Hand in: A printed report about your experiments. Electronic copies of your report, source and parameter files (online hand-in). Use Excel to create performance graphs, to be included in your report. Submit electronic copies of all data and report files using the "submit5p71" script on sandcastle. It will submit the entire directory substructure of your assignment.
System: You are free to use any GP system you want (ECJ, lilGP, Open Beagle, RobGP, etc.).The system that will be discussed in class is lilGP 1.1. This is a C-based GP system with the same functionality as Koza's GP system in his first and second books. It also has many additional enhancements (strong typing, multiple populations, etc.). However, ECJ has been the most popular choice for students, as it is more contemporary, better maintained, has more features, and is documented. See the end of the assignment for the location of these systems.
A. Symbolic regression
This question will introduce you to genetic programming. You are to take an existing symbolic regression example, compile it for the platform you are using, and execute it to get some results. The lilGP, ECJ, and Open Beagle systems all include this example. Once you get it running, modify the training initialization setup, by reading in the training points from a text file. You should have the total number of points to process and the name of the text file as parameters in the "input file" user parameter file.
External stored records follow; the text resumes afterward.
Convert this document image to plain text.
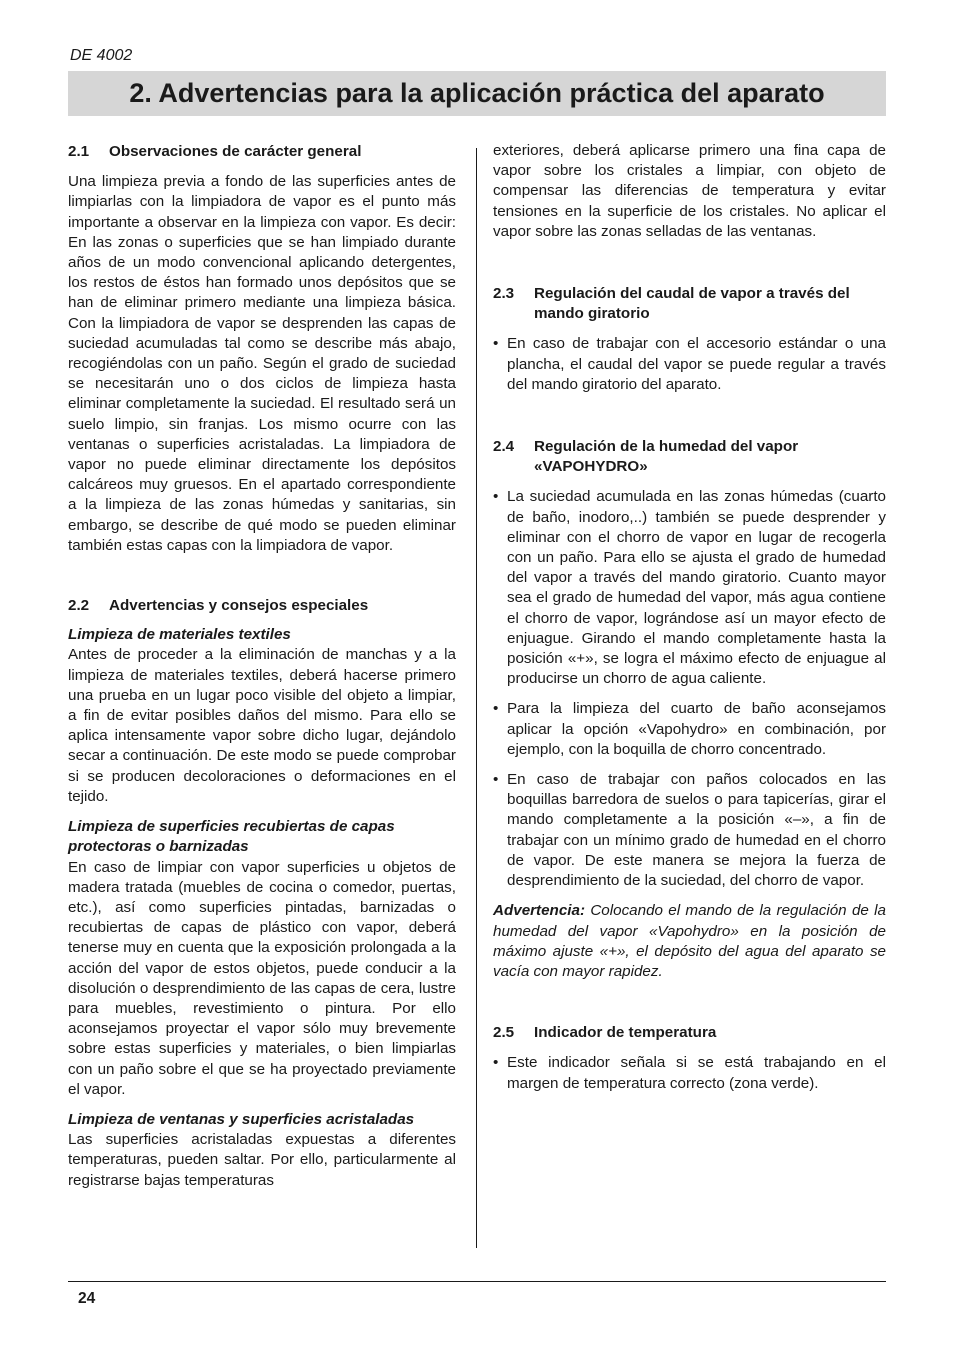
DE 4002
2. Advertencias para la aplicación práctica del aparato
2.1	Observaciones de carácter general

Una limpieza previa a fondo de las superficies antes de limpiarlas con la limpiadora de vapor es el punto más importante a observar en la limpieza con vapor. Es decir: En las zonas o superficies que se han limpiado durante años de un modo convencional aplicando detergentes, los restos de éstos han formado unos depósitos que se han de eliminar primero mediante una limpieza básica. Con la limpiadora de vapor se desprenden las capas de suciedad acumuladas tal como se describe más abajo, recogiéndolas con un paño. Según el grado de suciedad se necesitarán uno o dos ciclos de limpieza hasta eliminar completamente la suciedad. El resultado será un suelo limpio, sin franjas. Los mismo ocurre con las ventanas o superficies acristaladas. La limpiadora de vapor no puede eliminar directamente los depósitos calcáreos muy gruesos. En el apartado correspondiente a la limpieza de las zonas húmedas y sanitarias, sin embargo, se describe de qué modo se pueden eliminar también estas capas con la limpiadora de vapor.

2.2	Advertencias y consejos especiales
Limpieza de materiales textiles

Antes de proceder a la eliminación de manchas y a la limpieza de materiales textiles, deberá hacerse primero una prueba en un lugar poco visible del objeto a limpiar, a fin de evitar posibles daños del mismo. Para ello se aplica intensamente vapor sobre dicho lugar, dejándolo secar a continuación. De este modo se puede comprobar si se producen decoloraciones o deformaciones en el tejido.

Limpieza de superficies recubiertas de capas protectoras o barnizadas

En caso de limpiar con vapor superficies u objetos de madera tratada (muebles de cocina o comedor, puertas, etc.), así como superficies pintadas, barnizadas o recubiertas de capas de plástico con vapor, deberá tenerse muy en cuenta que la exposición prolongada a la acción del vapor de estos objetos, puede conducir a la disolución o desprendimiento de las capas de cera, lustre para muebles, revestimiento o pintura. Por ello aconsejamos proyectar el vapor sólo muy brevemente sobre estas superficies y materiales, o bien limpiarlas con un paño sobre el que se ha proyectado previamente el vapor.

Limpieza de ventanas y superficies acristaladas

Las superficies acristaladas expuestas a diferentes temperaturas, pueden saltar. Por ello, particularmente al registrarse bajas temperaturas

exteriores, deberá aplicarse primero una fina capa de vapor sobre los cristales a limpiar, con objeto de compensar las diferencias de temperatura y evitar tensiones en la superficie de los cristales. No aplicar el vapor sobre las zonas selladas de las ventanas.

2.3	Regulación del caudal de vapor a través del mando giratorio
• En caso de trabajar con el accesorio estándar o una plancha, el caudal del vapor se puede regular a través del mando giratorio del aparato.
2.4	Regulación de la humedad del vapor «VAPOHYDRO»
• La suciedad acumulada en las zonas húmedas (cuarto de baño, inodoro,..) también se puede desprender y eliminar con el chorro de vapor en lugar de recogerla con un paño. Para ello se ajusta el grado de humedad del vapor a través del mando giratorio. Cuanto mayor sea el grado de humedad del vapor, más agua contiene el chorro de vapor, lográndose así un mayor efecto de enjuague. Girando el mando completamente hasta la posición «+», se logra el máximo efecto de enjuague al producirse un chorro de agua caliente.
• Para la limpieza del cuarto de baño aconsejamos aplicar la opción «Vapohydro» en combinación, por ejemplo, con la boquilla de chorro concentrado.
• En caso de trabajar con paños colocados en las boquillas barredora de suelos o para tapicerías, girar el mando completamente a la posición «–», a fin de trabajar con un mínimo grado de humedad en el chorro de vapor. De este manera se mejora la fuerza de desprendimiento de la suciedad, del chorro de vapor.

Advertencia: Colocando el mando de la regulación de la humedad del vapor «Vapohydro» en la posición de máximo ajuste «+», el depósito del agua del aparato se vacía con mayor rapidez.

2.5	Indicador de temperatura
• Este indicador señala si se está trabajando en el margen de temperatura correcto (zona verde).
24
This will let you run your system on new data sets, without having to recompile the GP system. (Note that this modification will be useful for part B below).
Try the system a few times, on new data you have put into a new training file. Also try it on a few variations of GP languages. For example, try it on the default language, as well as a stronger language (add new functions).
Decide on two comparative experiments to do, using the same training data. You might compare the GP language variants, or selection strategy, or fitness evaluation scoring. Do 10 runs using each of these experimental variations. Your report should compare these two experiments. A summary table consisting of the average over 10 runs of all the population averages, and average "best" at the end of each run, should be computed for each experiment, and put into a table. Performance graphs showing the overall run averages of the population average and best per generations should also be plotted in Excel.
B. Auto MPG Data Set
The Auto MPG data set is a famous classification problem from the UCI Machine Learning Repository:
https://archive.ics.uci.edu/ml/datasets/Auto+MPG
You are to use genetic programming to evolve a rule that predicts the fuel consumption (mpg, miles per gallon) for a given var. The data set has 398 cases, all with the following numeric attributes:
1. mpg: continuous
2. cylinders: multi-valued discrete
3. displacement: continuous
4. horsepower: continuous
5. weight: continuous
6. acceleration: continuous
7. model year: multi-valued discrete
8. origin: multi-valued discrete
9. car name: string (unique for each instance)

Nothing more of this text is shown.